Thuringia crisis puts strain on Merkel's coalition





Berlin - By Theresa Muench and Henning Otte - The junior partner in German Chancellor Angela Merkel's national coalition is bristling at the revelation that members of her party voted with the far right in a key vote in the state parliament of Thuringia.

"There are a lot of questions that need answering in order to clarify the relationship of trust," Saskia Esken, co-leader of the centre-left Social Democrats (SPD), told dpa on Friday.
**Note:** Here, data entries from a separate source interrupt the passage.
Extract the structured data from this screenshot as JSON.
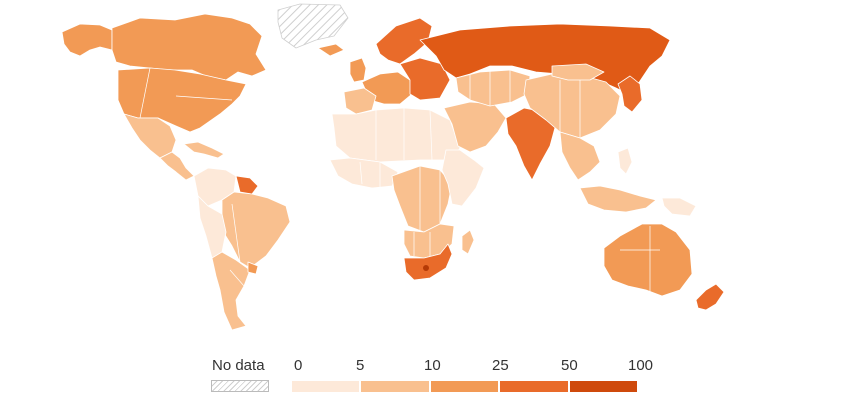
{
  "legend": {
    "no_data_label": "No data",
    "ticks": [
      "0",
      "5",
      "10",
      "25",
      "50",
      "100"
    ],
    "bins": [
      {
        "color": "#fde9d9"
      },
      {
        "color": "#f9c08f"
      },
      {
        "color": "#f29a55"
      },
      {
        "color": "#e96b2a"
      },
      {
        "color": "#cf4a0c"
      }
    ]
  },
  "colors": {
    "background": "#ffffff",
    "border": "#ffffff",
    "no_data_hatch": "#cfcfcf",
    "highlight": "#b53a06"
  },
  "regions": [
    {
      "name": "alaska",
      "fill": "#f29a55"
    },
    {
      "name": "canada",
      "fill": "#f29a55"
    },
    {
      "name": "greenland",
      "fill": "nodata"
    },
    {
      "name": "usa",
      "fill": "#f29a55"
    },
    {
      "name": "mexico",
      "fill": "#f9c08f"
    },
    {
      "name": "central-america",
      "fill": "#f9c08f"
    },
    {
      "name": "caribbean",
      "fill": "#f9c08f"
    },
    {
      "name": "colombia-venezuela",
      "fill": "#fde9d9"
    },
    {
      "name": "guianas",
      "fill": "#e96b2a"
    },
    {
      "name": "brazil",
      "fill": "#f9c08f"
    },
    {
      "name": "andes",
      "fill": "#fde9d9"
    },
    {
      "name": "southern-cone",
      "fill": "#f9c08f"
    },
    {
      "name": "uruguay",
      "fill": "#f29a55"
    },
    {
      "name": "iceland",
      "fill": "#f29a55"
    },
    {
      "name": "uk-ireland",
      "fill": "#f29a55"
    },
    {
      "name": "scandinavia",
      "fill": "#e96b2a"
    },
    {
      "name": "western-europe",
      "fill": "#f29a55"
    },
    {
      "name": "iberia",
      "fill": "#f9c08f"
    },
    {
      "name": "eastern-europe",
      "fill": "#e96b2a"
    },
    {
      "name": "russia",
      "fill": "#e05a16"
    },
    {
      "name": "north-africa",
      "fill": "#fde9d9"
    },
    {
      "name": "west-africa",
      "fill": "#fde9d9"
    },
    {
      "name": "central-africa",
      "fill": "#f9c08f"
    },
    {
      "name": "east-africa",
      "fill": "#fde9d9"
    },
    {
      "name": "southern-africa",
      "fill": "#f9c08f"
    },
    {
      "name": "south-africa",
      "fill": "#e96b2a"
    },
    {
      "name": "madagascar",
      "fill": "#f9c08f"
    },
    {
      "name": "middle-east",
      "fill": "#f9c08f"
    },
    {
      "name": "central-asia",
      "fill": "#f9c08f"
    },
    {
      "name": "india",
      "fill": "#e96b2a"
    },
    {
      "name": "china",
      "fill": "#f9c08f"
    },
    {
      "name": "mongolia",
      "fill": "#f9c08f"
    },
    {
      "name": "korea-japan",
      "fill": "#e96b2a"
    },
    {
      "name": "southeast-asia",
      "fill": "#f9c08f"
    },
    {
      "name": "indonesia",
      "fill": "#f9c08f"
    },
    {
      "name": "philippines",
      "fill": "#fde9d9"
    },
    {
      "name": "papua",
      "fill": "#fde9d9"
    },
    {
      "name": "australia",
      "fill": "#f29a55"
    },
    {
      "name": "new-zealand",
      "fill": "#e96b2a"
    }
  ]
}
Parties across the political spectrum were in uproar after Thomas Kemmerich of the economically liberal Free Democrats (FDP) was elected premier of the central German state on Wednesday.
It was the first time that the Alternative for Germany (AfD), an anti-immigrant party accused of harbouring Nazi sympathies in its more extremist fringes, had helped to vote a state premier into office, together with lawmakers from the FDP and Merkel's Christian Democrats (CDU).
Kemmerich came under immense pressure and announced his resignation within 24 hours of taking office. The FDP is now pushing for fresh elections in the state, which has been without a government since polls in October.
"We don't know at the moment where we stand with the CDU," Esken said, adding that the SPD had called a meeting with its conservative coalition partners for Saturday.
Esken and fellow SPD party leader Norbert Walter-Borjans insisted that they would not use the political upset as an excuse to leave the coalition, which has been beset by infighting for years.
The CDU leadership was set to hold an extraordinary meeting in Berlin on Friday to discuss the fallout from the shock vote.
Merkel said on Thursday it was "unforgivable" that members of her party had voted alongside the AfD.
FDP party leader Christian Lindner, who initially appeared to back Kemmerich and then withdrew his support, is also set to submit himself to a party confidence vote on Friday.
The FDP only just made it over the 5-per-cent hurdle to enter the Thuringia legislature in October.
Bodo Ramelow of the hard-left Die Linke had hoped to be re-elected state premier before the upset. He had lined up a minority government with the Greens and the SPD, whose support collapsed in the October elections.